As the New York State Public Sector Co-Chair for the International Council of Shopping Centers (ICSC), I have the benefit of meeting and learning from a fantastic group of colleagues in the retail industry. This morning at the Eastern Division Committee Meeting, held during ICSC’s National Conference and Deal Making in New York City, State director’s representing 12 northeastern states and the District of Columbia came together to discuss trends in the market in each of their respective regions. Some interesting themes dominated, and a few trends suggest opportunities – as well as challenges – for those managing traditional urban commercial districts.

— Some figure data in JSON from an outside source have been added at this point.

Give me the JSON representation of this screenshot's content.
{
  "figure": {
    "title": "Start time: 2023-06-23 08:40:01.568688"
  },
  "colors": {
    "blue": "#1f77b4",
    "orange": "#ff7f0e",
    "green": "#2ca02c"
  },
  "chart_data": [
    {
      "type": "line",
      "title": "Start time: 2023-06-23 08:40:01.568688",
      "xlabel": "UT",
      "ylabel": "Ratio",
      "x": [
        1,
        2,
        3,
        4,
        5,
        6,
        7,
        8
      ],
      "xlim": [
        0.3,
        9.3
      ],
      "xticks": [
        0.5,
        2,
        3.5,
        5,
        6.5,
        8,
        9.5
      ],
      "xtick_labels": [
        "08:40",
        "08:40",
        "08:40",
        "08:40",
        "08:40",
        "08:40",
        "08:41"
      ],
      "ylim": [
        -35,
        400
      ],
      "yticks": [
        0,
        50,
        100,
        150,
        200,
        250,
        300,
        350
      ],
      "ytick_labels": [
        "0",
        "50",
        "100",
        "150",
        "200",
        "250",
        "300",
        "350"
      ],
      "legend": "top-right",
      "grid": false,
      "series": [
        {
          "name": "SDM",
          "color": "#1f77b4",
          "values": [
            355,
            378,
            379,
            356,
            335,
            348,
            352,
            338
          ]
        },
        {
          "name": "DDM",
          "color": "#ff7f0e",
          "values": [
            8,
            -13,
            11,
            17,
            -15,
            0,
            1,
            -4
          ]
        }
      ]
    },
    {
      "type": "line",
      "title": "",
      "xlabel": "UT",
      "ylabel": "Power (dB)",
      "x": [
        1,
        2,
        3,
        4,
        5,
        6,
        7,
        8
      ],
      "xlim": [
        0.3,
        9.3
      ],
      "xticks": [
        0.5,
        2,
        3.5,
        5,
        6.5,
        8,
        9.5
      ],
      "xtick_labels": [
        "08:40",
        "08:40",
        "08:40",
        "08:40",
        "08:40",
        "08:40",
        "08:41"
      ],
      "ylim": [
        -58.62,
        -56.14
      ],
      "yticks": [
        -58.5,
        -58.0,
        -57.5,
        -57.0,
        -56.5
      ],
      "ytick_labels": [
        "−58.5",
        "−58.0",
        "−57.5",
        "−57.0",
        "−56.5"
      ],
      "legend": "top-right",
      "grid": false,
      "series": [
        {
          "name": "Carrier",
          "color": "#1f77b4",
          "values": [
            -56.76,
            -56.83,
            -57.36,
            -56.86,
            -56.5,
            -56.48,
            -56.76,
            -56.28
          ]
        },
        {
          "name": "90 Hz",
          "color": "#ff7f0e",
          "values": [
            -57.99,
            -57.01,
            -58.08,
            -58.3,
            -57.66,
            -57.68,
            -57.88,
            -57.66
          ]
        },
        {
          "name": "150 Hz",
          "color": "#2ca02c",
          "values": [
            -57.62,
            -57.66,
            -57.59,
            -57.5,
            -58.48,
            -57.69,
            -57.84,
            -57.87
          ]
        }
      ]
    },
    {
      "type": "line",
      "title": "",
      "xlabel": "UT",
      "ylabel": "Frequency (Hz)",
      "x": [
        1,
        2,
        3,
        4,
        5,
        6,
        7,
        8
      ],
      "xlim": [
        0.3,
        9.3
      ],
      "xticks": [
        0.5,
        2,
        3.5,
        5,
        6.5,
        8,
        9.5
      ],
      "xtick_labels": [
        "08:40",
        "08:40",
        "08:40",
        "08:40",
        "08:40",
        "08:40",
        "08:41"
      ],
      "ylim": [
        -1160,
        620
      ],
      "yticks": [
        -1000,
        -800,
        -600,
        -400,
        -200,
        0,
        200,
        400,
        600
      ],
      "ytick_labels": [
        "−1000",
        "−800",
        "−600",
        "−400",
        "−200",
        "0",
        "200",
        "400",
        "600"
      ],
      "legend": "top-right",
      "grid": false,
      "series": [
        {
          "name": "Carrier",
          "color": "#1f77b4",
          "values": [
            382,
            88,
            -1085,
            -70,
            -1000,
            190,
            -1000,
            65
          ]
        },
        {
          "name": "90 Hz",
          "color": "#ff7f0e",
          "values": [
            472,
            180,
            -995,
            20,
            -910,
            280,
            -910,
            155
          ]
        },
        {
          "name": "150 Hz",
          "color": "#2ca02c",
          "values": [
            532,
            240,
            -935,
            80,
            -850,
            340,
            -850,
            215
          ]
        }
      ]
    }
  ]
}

Here are some highlights for those of you in these markets…

Pennsylvania/Southern New Jersey/Delaware

  • The “new” “normal”: smaller and tighter (“less, less, less”) fewer retailers doing smaller and less stores. (i.e. we did 50 Target stores over the past 5 years in the region, there will be only 5 more!)

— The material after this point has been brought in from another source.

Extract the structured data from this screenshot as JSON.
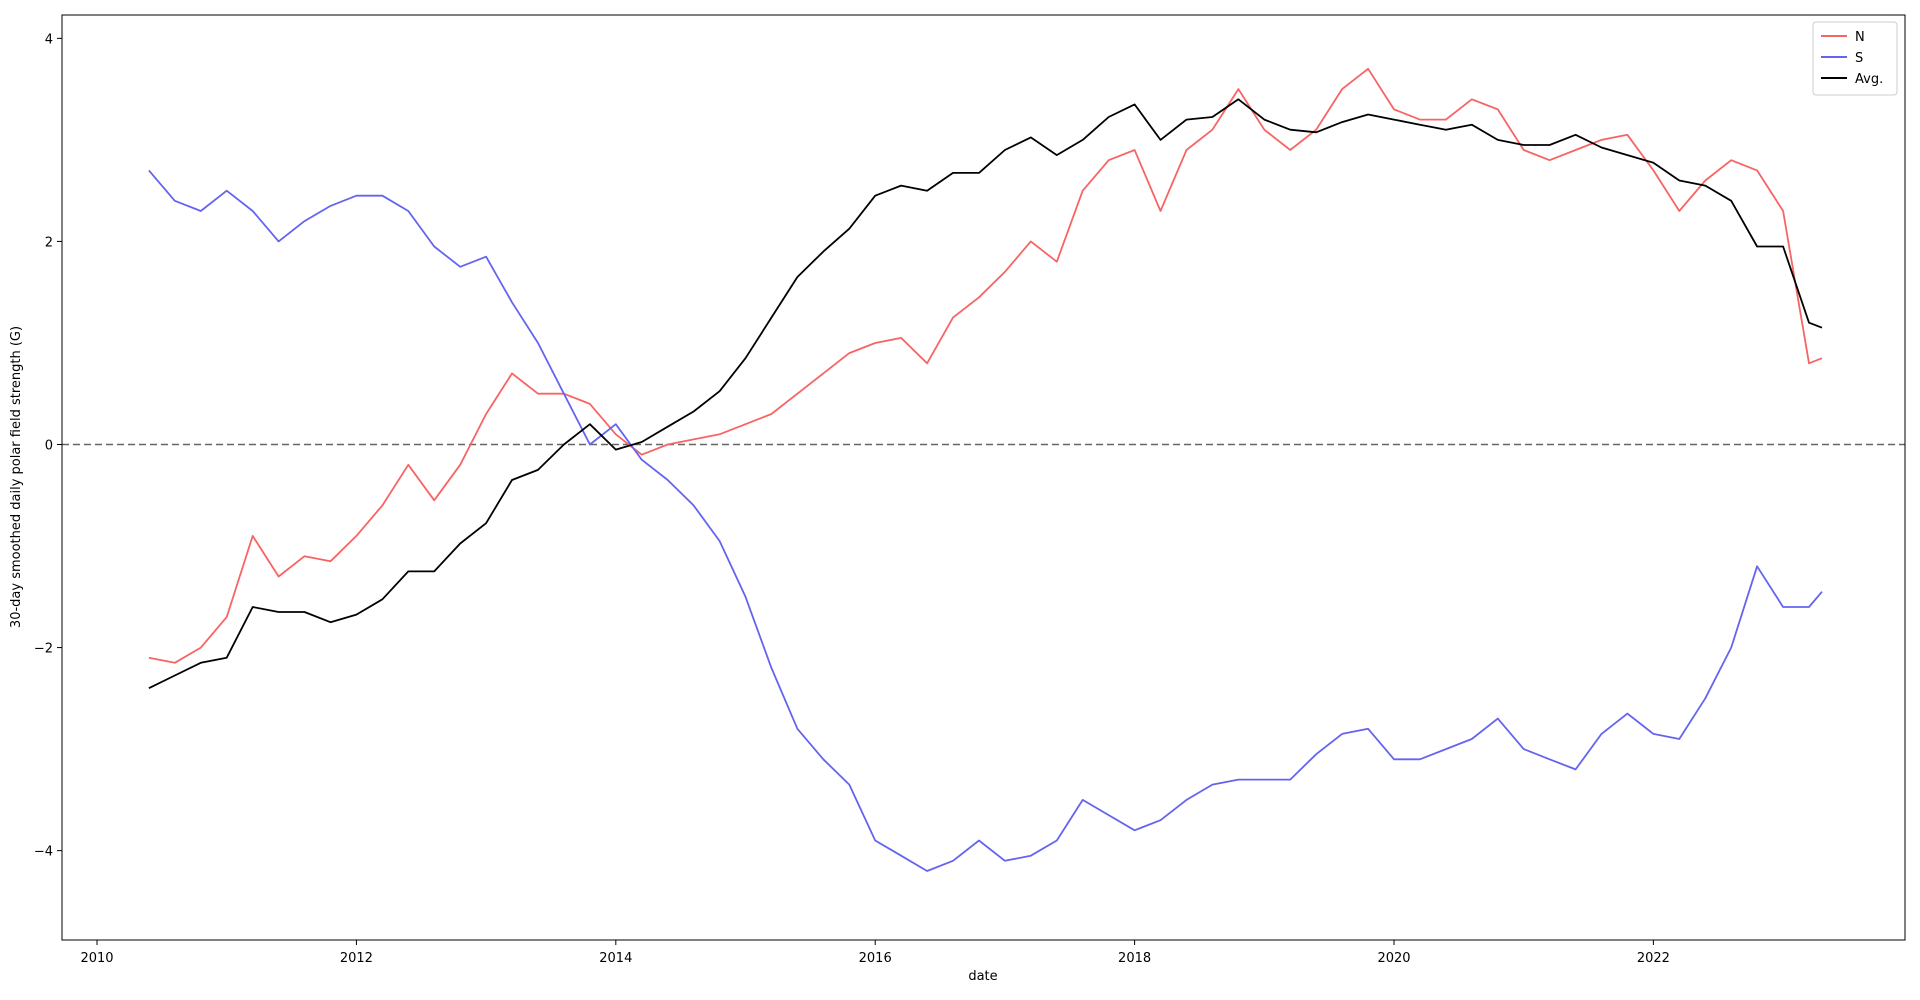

  • There is no development spigot (it is not even dripping!)
  • Existing “quality” in-line space is getting mopped up!
  • Many states are passing or have passed tax fairness legislation, a major initiative of ICSC to ensure that brick-and-mortar retailers can fairly compete with on-line retailers. 
Mass/Maine/New Hampshire/Rhode Island/Vermont
  • Notable retailers expanding include Wegman’s, Health clubs, Frozen Yogurt, Chef-driven restaurants, Darden, Pharmacies, TJX
  • Shuttered locations (Borders, Filene’s Basement) have been mostly absorbed
  • Relative to other major regions, Boston remains a top 5 market for retailer expansion nationally
  • Urban core, densely populated, transit-friendly cities, like Boston, Quincy and Somerville, MA continue to experience steady retail growth/activity [personal comment – this was one of my favorite updates yet!]

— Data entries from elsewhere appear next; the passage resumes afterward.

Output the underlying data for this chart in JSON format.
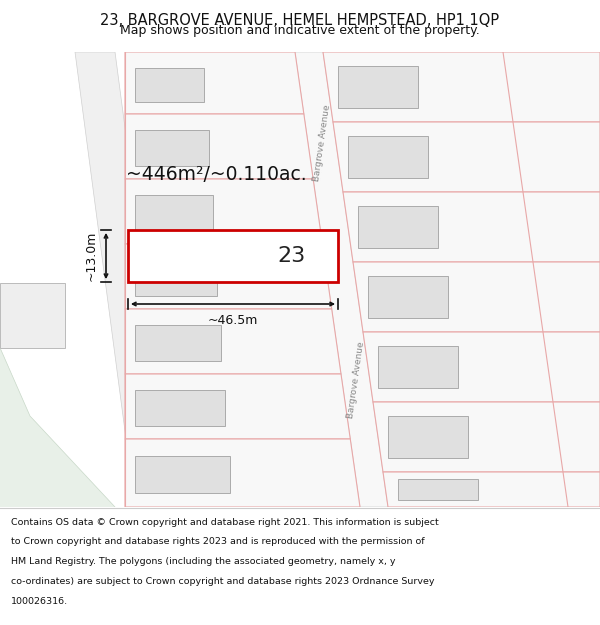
{
  "title_line1": "23, BARGROVE AVENUE, HEMEL HEMPSTEAD, HP1 1QP",
  "title_line2": "Map shows position and indicative extent of the property.",
  "footer_lines": [
    "Contains OS data © Crown copyright and database right 2021. This information is subject",
    "to Crown copyright and database rights 2023 and is reproduced with the permission of",
    "HM Land Registry. The polygons (including the associated geometry, namely x, y",
    "co-ordinates) are subject to Crown copyright and database rights 2023 Ordnance Survey",
    "100026316."
  ],
  "bg_color": "#ffffff",
  "plot_outline_color": "#cc0000",
  "area_label": "~446m²/~0.110ac.",
  "number_label": "23",
  "dim_width": "~46.5m",
  "dim_height": "~13.0m",
  "road_label": "Bargrove Avenue",
  "footer_bg": "#ffffff",
  "title_bg": "#ffffff",
  "neighbor_edge": "#e8a8a8",
  "building_fill": "#e0e0e0",
  "building_edge": "#aaaaaa",
  "green_fill": "#e8f0e8",
  "plot_fill": "#ffffff",
  "road_label_color": "#888888"
}
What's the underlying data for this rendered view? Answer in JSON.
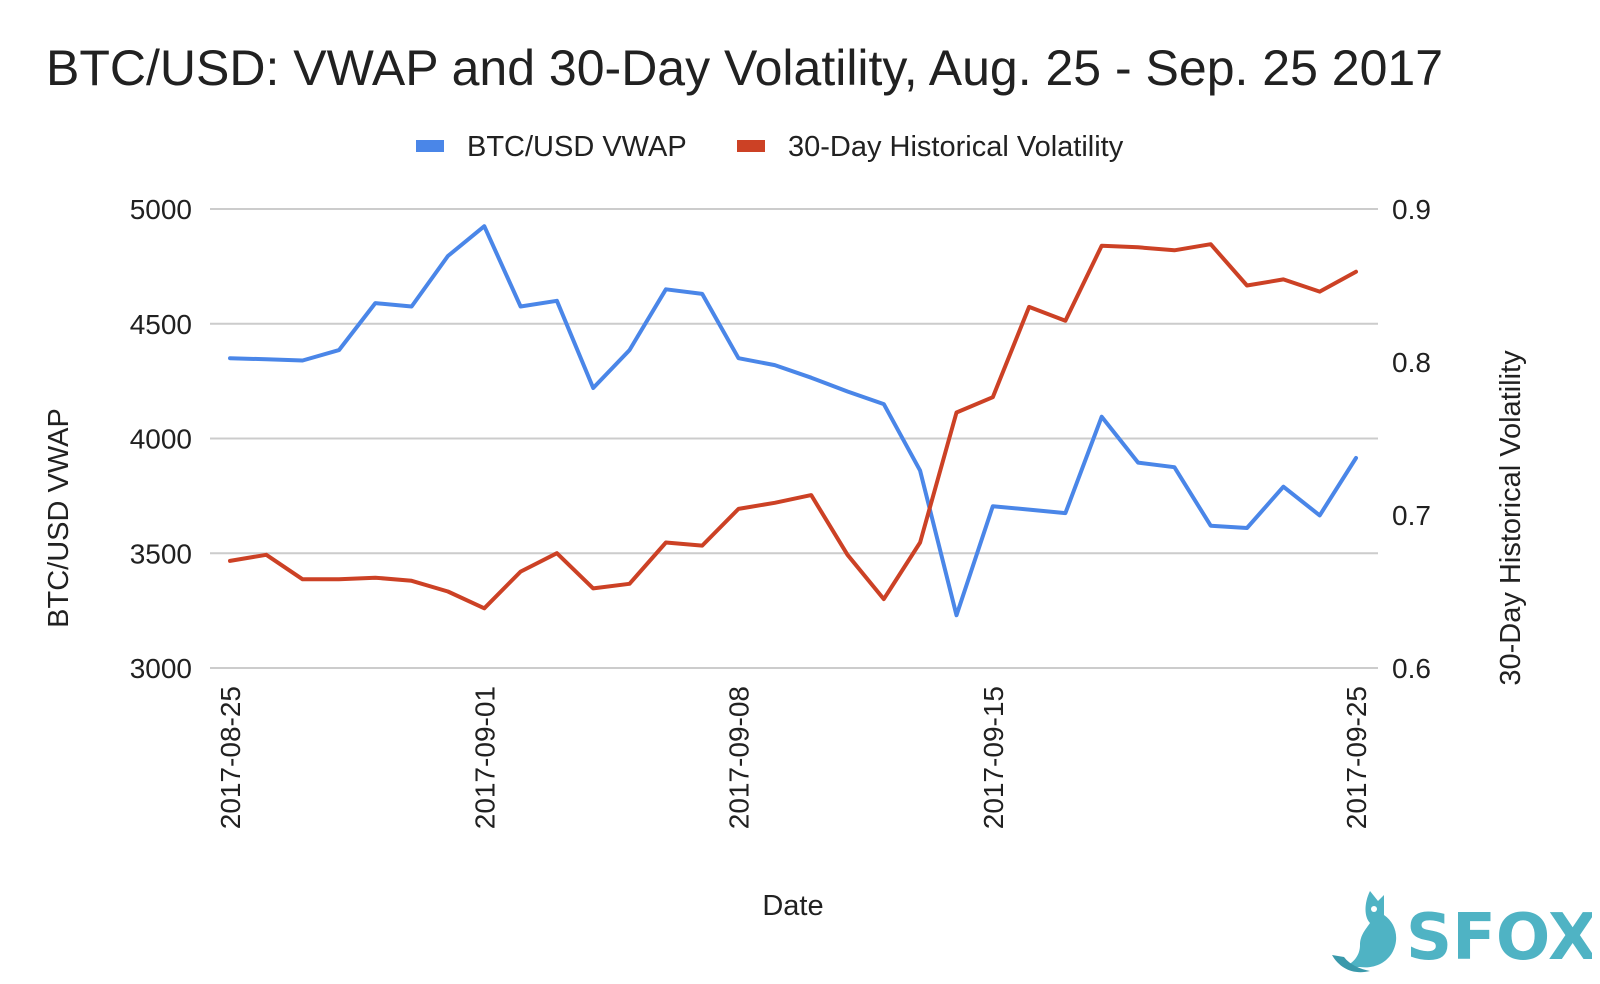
{
  "chart_data": {
    "type": "line",
    "title": "BTC/USD: VWAP and 30-Day Volatility, Aug. 25 - Sep. 25 2017",
    "xlabel": "Date",
    "ylabel": "BTC/USD VWAP",
    "y2label": "30-Day Historical Volatility",
    "ylim": [
      3000,
      5000
    ],
    "y2lim": [
      0.6,
      0.9
    ],
    "yticks": [
      "3000",
      "3500",
      "4000",
      "4500",
      "5000"
    ],
    "y2ticks": [
      "0.6",
      "0.7",
      "0.8",
      "0.9"
    ],
    "xticks": [
      "2017-08-25",
      "2017-09-01",
      "2017-09-08",
      "2017-09-15",
      "2017-09-25"
    ],
    "grid": true,
    "legend_position": "top-center",
    "x": [
      "2017-08-25",
      "2017-08-26",
      "2017-08-27",
      "2017-08-28",
      "2017-08-29",
      "2017-08-30",
      "2017-08-31",
      "2017-09-01",
      "2017-09-02",
      "2017-09-03",
      "2017-09-04",
      "2017-09-05",
      "2017-09-06",
      "2017-09-07",
      "2017-09-08",
      "2017-09-09",
      "2017-09-10",
      "2017-09-11",
      "2017-09-12",
      "2017-09-13",
      "2017-09-14",
      "2017-09-15",
      "2017-09-16",
      "2017-09-17",
      "2017-09-18",
      "2017-09-19",
      "2017-09-20",
      "2017-09-21",
      "2017-09-22",
      "2017-09-23",
      "2017-09-24",
      "2017-09-25"
    ],
    "series": [
      {
        "name": "BTC/USD VWAP",
        "axis": "left",
        "color": "#4a86e8",
        "values": [
          4350,
          4345,
          4340,
          4385,
          4590,
          4575,
          4795,
          4925,
          4575,
          4600,
          4220,
          4385,
          4650,
          4630,
          4350,
          4320,
          4265,
          4205,
          4150,
          3860,
          3230,
          3705,
          3690,
          3675,
          4095,
          3895,
          3875,
          3620,
          3610,
          3790,
          3665,
          3915
        ]
      },
      {
        "name": "30-Day Historical Volatility",
        "axis": "right",
        "color": "#cc4125",
        "values": [
          0.67,
          0.674,
          0.658,
          0.658,
          0.659,
          0.657,
          0.65,
          0.639,
          0.663,
          0.675,
          0.652,
          0.655,
          0.682,
          0.68,
          0.704,
          0.708,
          0.713,
          0.674,
          0.645,
          0.682,
          0.767,
          0.777,
          0.836,
          0.827,
          0.876,
          0.875,
          0.873,
          0.877,
          0.85,
          0.854,
          0.846,
          0.859
        ]
      }
    ]
  },
  "logo": {
    "text": "SFOX",
    "color": "#4fb3c4",
    "icon": "fox-icon"
  }
}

  • On-line sales are hitting apparel retailers less than they are hitting hardline products
New York/Northern New Jersey
  • Hurricane Sandy hit the supply chain of retailers hard. Many final shipments to stores in advance of the holiday season were affected. If shipments were missed, retailers must either send products by expensive air freight, pay a penalty for late shipment of face canceled orders.
  • The storm is expected to shave up to half a percentage point from growth in the fourth quarter. 
  • In Manhattan, average asking rents are at record highs. Downtown Manhattan rents grew 28 percent in the quarter, to $213/ per square foot. 
  • Fulton Street in downtown Brooklyn continues to lease with national tenants. 
  • In New Jersey, landlords left with large spaces vacated by retailers like Borders and Filene’s are finding creative solutions, like dividing space for gyms or re-positioning some space for medical or health uses. 
  • Leasing activity continues to be driven by average size retailers opening shops in the 1,000 to 5,000 sf range. 
  • A host of new retailers are entering the New Jersey market for the first time, including national and regional brands – Hobby Lobby, The Tile Shop, Harbor Freight, Fairway Market, Millers Ale House, Arhaus Furniture, Brio Restaurant, Dinosaur BBQ, Doctor Dental, Doctors Express, Lazzoni Furniture, Noodles & Company Restaurants, Pei Wei Restaurants, Quaker Steak & Lube.